US brand JD Nova Group is the company that submitted the most applications, at 4.68m submissions. ECigIntelligence revealed that the company’s president Jack Blaisdell’s LinkedIn profile, lists four subsidiaries for the company, including Vapolocity, a vape shop located in El Paso, Texas.
The second company that topped the list is the Texas-based Matrix Minds, with a total of 336,272 submissions. Owner Char Owen said that she has helped approximately 180 small companies file PMTAs by creating standard files that just had to be filled by the different companies. “For small manufacturers that had no information technology staff, this was an impossible task,” said Owen who has a background as a computer engineer.
With 120,399 submissions, Oklahoma’s Perfect Vape, holds the third position, while the forth and fifth down the list are Big Time Vapes and Imperial Vapors, with 96,950 and 65,382 submissions respectively.
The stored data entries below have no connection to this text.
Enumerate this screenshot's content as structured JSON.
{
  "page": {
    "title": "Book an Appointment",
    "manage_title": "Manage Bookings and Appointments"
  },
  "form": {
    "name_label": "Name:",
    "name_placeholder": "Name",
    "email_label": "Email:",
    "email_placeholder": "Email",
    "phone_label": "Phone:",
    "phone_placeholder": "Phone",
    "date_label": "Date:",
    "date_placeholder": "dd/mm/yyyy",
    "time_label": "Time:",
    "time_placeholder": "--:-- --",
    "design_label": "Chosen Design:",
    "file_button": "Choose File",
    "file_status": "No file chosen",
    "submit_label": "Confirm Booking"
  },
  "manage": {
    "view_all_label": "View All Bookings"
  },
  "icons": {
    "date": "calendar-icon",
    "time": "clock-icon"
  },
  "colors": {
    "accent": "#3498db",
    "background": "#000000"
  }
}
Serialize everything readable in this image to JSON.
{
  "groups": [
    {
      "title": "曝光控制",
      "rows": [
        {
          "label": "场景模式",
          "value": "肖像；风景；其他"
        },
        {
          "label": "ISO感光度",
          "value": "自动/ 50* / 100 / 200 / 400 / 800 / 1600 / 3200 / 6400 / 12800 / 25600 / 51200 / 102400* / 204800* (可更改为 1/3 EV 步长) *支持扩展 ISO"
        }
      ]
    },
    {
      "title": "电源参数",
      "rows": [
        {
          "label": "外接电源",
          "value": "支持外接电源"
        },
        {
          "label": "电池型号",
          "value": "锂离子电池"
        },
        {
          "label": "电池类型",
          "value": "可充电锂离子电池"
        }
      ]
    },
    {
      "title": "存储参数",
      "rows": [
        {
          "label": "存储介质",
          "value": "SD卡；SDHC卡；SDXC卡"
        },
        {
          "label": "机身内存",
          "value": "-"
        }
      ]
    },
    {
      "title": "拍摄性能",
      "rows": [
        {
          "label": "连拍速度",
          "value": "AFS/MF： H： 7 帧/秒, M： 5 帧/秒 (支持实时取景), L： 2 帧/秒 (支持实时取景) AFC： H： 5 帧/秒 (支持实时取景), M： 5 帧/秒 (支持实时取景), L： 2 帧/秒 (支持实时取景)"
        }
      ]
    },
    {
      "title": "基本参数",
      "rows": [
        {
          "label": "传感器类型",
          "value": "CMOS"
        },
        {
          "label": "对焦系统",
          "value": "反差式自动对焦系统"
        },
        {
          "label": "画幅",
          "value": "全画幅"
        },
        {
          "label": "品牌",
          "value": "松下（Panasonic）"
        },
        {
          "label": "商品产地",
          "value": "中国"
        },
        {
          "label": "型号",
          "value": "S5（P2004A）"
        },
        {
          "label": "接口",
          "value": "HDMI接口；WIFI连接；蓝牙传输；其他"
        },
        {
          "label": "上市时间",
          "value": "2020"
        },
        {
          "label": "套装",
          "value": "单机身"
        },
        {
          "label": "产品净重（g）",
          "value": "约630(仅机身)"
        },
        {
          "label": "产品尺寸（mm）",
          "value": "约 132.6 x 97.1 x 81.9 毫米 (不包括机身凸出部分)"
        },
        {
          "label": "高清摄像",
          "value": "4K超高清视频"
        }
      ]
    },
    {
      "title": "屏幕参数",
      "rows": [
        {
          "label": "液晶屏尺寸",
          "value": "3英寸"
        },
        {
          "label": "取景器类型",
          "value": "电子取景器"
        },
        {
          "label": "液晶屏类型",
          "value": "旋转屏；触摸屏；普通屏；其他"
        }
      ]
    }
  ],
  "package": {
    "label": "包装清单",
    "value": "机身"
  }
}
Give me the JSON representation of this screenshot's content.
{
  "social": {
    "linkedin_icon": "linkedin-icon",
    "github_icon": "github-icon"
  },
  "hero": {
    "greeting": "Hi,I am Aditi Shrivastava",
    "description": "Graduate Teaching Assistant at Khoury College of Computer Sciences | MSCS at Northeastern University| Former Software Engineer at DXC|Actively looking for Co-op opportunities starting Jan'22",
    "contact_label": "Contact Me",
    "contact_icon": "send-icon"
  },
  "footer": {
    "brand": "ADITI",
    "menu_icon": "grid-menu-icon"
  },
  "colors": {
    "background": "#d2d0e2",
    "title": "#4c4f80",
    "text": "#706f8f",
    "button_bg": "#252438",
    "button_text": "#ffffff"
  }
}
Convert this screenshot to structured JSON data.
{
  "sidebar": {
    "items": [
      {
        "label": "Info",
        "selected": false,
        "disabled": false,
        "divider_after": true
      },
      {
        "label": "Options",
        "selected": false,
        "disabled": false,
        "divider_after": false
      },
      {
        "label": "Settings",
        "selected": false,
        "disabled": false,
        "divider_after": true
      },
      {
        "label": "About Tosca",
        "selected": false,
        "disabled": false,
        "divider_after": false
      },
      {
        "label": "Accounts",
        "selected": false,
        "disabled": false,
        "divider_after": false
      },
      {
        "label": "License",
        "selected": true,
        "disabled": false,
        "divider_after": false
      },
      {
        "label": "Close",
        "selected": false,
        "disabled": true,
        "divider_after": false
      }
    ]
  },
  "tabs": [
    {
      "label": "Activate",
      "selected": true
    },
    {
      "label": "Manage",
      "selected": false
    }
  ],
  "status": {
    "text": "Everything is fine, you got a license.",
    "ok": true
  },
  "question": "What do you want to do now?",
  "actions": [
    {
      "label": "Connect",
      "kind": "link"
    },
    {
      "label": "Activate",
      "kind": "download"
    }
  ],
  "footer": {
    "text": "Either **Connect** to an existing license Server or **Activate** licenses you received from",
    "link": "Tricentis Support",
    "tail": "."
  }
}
The US vape industry’s PMTA concerns
Meanwhile the industry is growing concerned about the number of rejected applications. The first batch of rejections came in early August 2021, when the FDA announced that it would not even review the 4.5 million applications from the same company, JD Nova, on grounds that they did not include an adequate Environmental Assessment.
At the end of the same month, the agency issued marketing denial orders, or MDOs, for applications related to flavoured vaping products (55,000 from one company and 800 from another), saying that these failed to provide “product-specific scientific evidence to demonstrate enough of a benefit to adult smokers that would overcome the risk posed to youth.”
A recent blog on Competitive Enterprise Institute’s website highlighted that the amount of applications received by the agency was way over the 25 applications a year the FDA initially expected. “Perhaps that explains why the FDA now seems intent on coming up with excuses to issue sweeping denials and whittle that number down to a size it can handle,” reads the blog.
Double standards?
However, it added, these rejections came as a shock to say the least, as over the last six years, the FDA has approved new tobacco products from three companies, for which it was happy to accept more general evidence about the product category’s appeal to adults and youth, as well as their general risks to public health. These approvals included eight varieties of Swedish Match North America’s snus, the heated tobacco product, IQOS, made by Philip Morris, and combustible cigarettes with reduced nicotine made by 22nd Century Group.